I was disappointed to find out that the cabins were all booked for the night. I asked the clerk to take my number just in case there was a cancellation. As I lay in the sun on a rock above the cave watching the clouds go by me and taking pics, my phone rang. A cabin had just come available. So I was able to stay after all. I got settled into the cabin then drove down the road to Kreb’s for some spectacular Italian food. I stopped along the way to capture the sun on a field. 

My playlist for the drive included Johnny Horton, Becky Hobbs, Vern Gosdin and Joe Walsh.

I hope you enjoy experiencing some of what inspired me for the day! 


Off-the-Beaten Path

As I researched more about Robber’s Cave, I learned that Belle Starr not only had a home nearby but was also buried near where her home once stood. So I ventured off my planned route determined to find it. My journey led me to a bar at the edge of some town I can’t recall.

At two in the afternoon, the bar was open with one customer, an old skinny fellow who had smoked away his youth; the bar owner, a stout, bigger guy; and a red-headed bar maid who was busy coming and going. I asked the owner if I was even in the vicinity of Belle Starr’s cabin and burial. He said he’d always been told she was buried somewhere nearby but wasn’t sure where it was.

I showed him on my map the possible location, and he called the barmaid over for more assistance. As we discussed my route, I asked him if he really thought it was true that she was buried somewhere around there or if it was just legend. He said he did in fact believe she was because he’d heard the story all his life.

The patron who was listening to our conversation and who had most likely lived in the area all his life, leaned back on his barstool a bit perplexed and said (in that way we know old-timer Oklahomans talk), “I sure never knew she was buried anywheres ’round here!”

Before I left, I told them that the site was on private property, so to remember my face if they saw me on the 10 o’clock news as missing. We all laughed and then kind of didn’t laugh at the same time. 

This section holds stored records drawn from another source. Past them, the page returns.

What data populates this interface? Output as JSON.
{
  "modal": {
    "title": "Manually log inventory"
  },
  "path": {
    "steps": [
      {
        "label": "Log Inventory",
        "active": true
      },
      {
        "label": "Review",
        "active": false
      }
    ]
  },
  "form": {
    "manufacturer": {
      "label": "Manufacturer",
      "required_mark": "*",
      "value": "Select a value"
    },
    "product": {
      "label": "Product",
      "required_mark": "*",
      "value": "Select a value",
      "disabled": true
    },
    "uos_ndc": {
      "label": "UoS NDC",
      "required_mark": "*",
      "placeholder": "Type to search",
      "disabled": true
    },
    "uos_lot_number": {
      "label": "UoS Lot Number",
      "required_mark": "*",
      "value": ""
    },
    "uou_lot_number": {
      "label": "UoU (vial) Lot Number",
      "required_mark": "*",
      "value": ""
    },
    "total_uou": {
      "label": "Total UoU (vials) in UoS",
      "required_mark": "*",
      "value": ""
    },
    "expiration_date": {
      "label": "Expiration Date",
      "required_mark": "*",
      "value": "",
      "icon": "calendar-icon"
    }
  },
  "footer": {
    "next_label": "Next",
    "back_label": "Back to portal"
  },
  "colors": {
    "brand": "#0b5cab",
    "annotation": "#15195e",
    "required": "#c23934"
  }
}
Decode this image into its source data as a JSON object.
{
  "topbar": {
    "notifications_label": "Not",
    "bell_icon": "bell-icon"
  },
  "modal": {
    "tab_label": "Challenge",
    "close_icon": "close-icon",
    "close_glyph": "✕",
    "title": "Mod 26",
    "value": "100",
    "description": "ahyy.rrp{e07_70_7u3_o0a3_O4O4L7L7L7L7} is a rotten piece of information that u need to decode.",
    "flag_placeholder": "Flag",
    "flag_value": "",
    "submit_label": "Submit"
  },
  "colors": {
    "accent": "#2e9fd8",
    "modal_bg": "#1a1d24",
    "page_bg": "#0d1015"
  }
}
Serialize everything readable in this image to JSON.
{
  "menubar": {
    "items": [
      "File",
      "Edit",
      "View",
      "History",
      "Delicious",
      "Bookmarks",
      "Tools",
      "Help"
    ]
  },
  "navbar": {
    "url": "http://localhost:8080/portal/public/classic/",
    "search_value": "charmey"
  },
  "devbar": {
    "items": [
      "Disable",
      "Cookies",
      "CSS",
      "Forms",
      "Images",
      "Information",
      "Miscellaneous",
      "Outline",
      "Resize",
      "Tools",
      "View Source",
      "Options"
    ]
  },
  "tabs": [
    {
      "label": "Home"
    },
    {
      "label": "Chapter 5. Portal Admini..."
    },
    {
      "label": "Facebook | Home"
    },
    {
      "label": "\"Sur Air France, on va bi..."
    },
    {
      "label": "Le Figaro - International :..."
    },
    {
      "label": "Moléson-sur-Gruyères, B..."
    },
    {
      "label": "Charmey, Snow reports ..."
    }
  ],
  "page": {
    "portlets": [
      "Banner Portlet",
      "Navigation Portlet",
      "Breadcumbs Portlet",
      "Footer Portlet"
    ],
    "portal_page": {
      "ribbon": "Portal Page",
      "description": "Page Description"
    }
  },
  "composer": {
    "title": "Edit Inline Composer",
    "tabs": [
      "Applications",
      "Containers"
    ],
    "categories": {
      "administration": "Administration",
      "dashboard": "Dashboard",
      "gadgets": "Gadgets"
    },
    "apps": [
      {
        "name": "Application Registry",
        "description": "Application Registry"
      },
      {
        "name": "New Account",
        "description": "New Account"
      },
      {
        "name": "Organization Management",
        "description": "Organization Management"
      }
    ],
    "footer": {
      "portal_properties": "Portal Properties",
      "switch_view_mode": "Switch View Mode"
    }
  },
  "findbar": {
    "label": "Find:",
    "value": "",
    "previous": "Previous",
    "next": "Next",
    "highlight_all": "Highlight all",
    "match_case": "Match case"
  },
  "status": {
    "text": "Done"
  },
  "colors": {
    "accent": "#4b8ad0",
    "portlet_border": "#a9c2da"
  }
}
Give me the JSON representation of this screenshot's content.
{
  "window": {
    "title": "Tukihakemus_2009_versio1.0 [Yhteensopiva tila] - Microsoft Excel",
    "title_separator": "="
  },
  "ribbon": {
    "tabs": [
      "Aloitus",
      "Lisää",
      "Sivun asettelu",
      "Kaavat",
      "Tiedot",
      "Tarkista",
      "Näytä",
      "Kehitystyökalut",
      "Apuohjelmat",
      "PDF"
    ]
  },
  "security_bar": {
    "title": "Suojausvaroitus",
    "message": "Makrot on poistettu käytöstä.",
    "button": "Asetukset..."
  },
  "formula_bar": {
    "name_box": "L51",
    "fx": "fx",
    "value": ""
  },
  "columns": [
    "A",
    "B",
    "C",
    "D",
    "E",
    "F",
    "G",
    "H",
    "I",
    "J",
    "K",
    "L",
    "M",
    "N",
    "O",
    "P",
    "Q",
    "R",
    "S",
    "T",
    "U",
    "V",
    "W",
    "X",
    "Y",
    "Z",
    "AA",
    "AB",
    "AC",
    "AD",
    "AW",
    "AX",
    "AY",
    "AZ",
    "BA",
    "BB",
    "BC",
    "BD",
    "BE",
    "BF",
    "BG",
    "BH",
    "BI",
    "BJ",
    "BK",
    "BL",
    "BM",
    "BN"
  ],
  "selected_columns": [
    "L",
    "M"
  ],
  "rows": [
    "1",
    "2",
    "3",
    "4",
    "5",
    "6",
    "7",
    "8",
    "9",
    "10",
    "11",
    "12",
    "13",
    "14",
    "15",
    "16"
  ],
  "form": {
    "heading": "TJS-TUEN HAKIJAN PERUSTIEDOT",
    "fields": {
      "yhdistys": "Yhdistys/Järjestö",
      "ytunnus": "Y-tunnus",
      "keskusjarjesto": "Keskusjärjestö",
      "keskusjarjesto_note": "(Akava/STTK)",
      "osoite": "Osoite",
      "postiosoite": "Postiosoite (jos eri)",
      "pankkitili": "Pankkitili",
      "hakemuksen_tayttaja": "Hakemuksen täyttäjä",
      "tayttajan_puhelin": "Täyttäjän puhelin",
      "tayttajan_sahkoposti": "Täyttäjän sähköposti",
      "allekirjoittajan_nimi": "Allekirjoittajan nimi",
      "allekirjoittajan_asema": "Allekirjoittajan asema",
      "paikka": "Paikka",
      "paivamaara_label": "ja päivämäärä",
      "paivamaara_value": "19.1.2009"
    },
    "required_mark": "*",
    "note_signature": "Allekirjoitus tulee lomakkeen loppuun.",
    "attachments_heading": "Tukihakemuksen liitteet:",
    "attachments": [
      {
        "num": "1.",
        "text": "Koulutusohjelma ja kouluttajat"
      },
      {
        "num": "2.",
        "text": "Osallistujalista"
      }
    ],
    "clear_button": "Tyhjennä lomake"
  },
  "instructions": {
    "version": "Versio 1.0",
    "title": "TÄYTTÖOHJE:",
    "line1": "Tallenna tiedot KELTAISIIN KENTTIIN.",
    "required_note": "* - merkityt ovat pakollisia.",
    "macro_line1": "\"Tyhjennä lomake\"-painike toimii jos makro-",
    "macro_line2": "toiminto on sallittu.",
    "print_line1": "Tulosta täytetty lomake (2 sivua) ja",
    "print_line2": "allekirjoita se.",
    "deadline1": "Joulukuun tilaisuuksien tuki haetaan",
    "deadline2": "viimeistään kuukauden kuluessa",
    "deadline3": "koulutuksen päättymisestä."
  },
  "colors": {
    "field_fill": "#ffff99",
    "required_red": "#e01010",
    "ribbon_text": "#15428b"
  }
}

I just love these slice of life moments!!!

After we all agreed that I was about 15 miles off course, I left the place wreaking of stagnant beer and cigarettes to find this hidden gem. As I found what was surely the entrance to the land, I stood for a moment at a sign that read “Younger’s Bend. Privately owned and maintained. Enter at your own risk.” 

Determined to find her, I followed the path, disappearing into the forest as any signs of modern life got lost in the movement of the branches and songs of native birds. And as my heart quickened, I saw ahead a lone burial site. It was an experience difficult to put into words. I hope the pictures (that honestly aren’t my best on this stop) help explain it some. 

“Her daughter Pearl, who’d become a prostitute and then a brothel owner, paid for a protective structure of sandstone to be built over Belle’s grave, and a new marble headstone carved with a horse, bell, star, and this poem: 

Shed not for her the bitter tear

Nor give the heart to vain regret

Tis but the casket that lies here,

The gem that filled it sparkles yet.”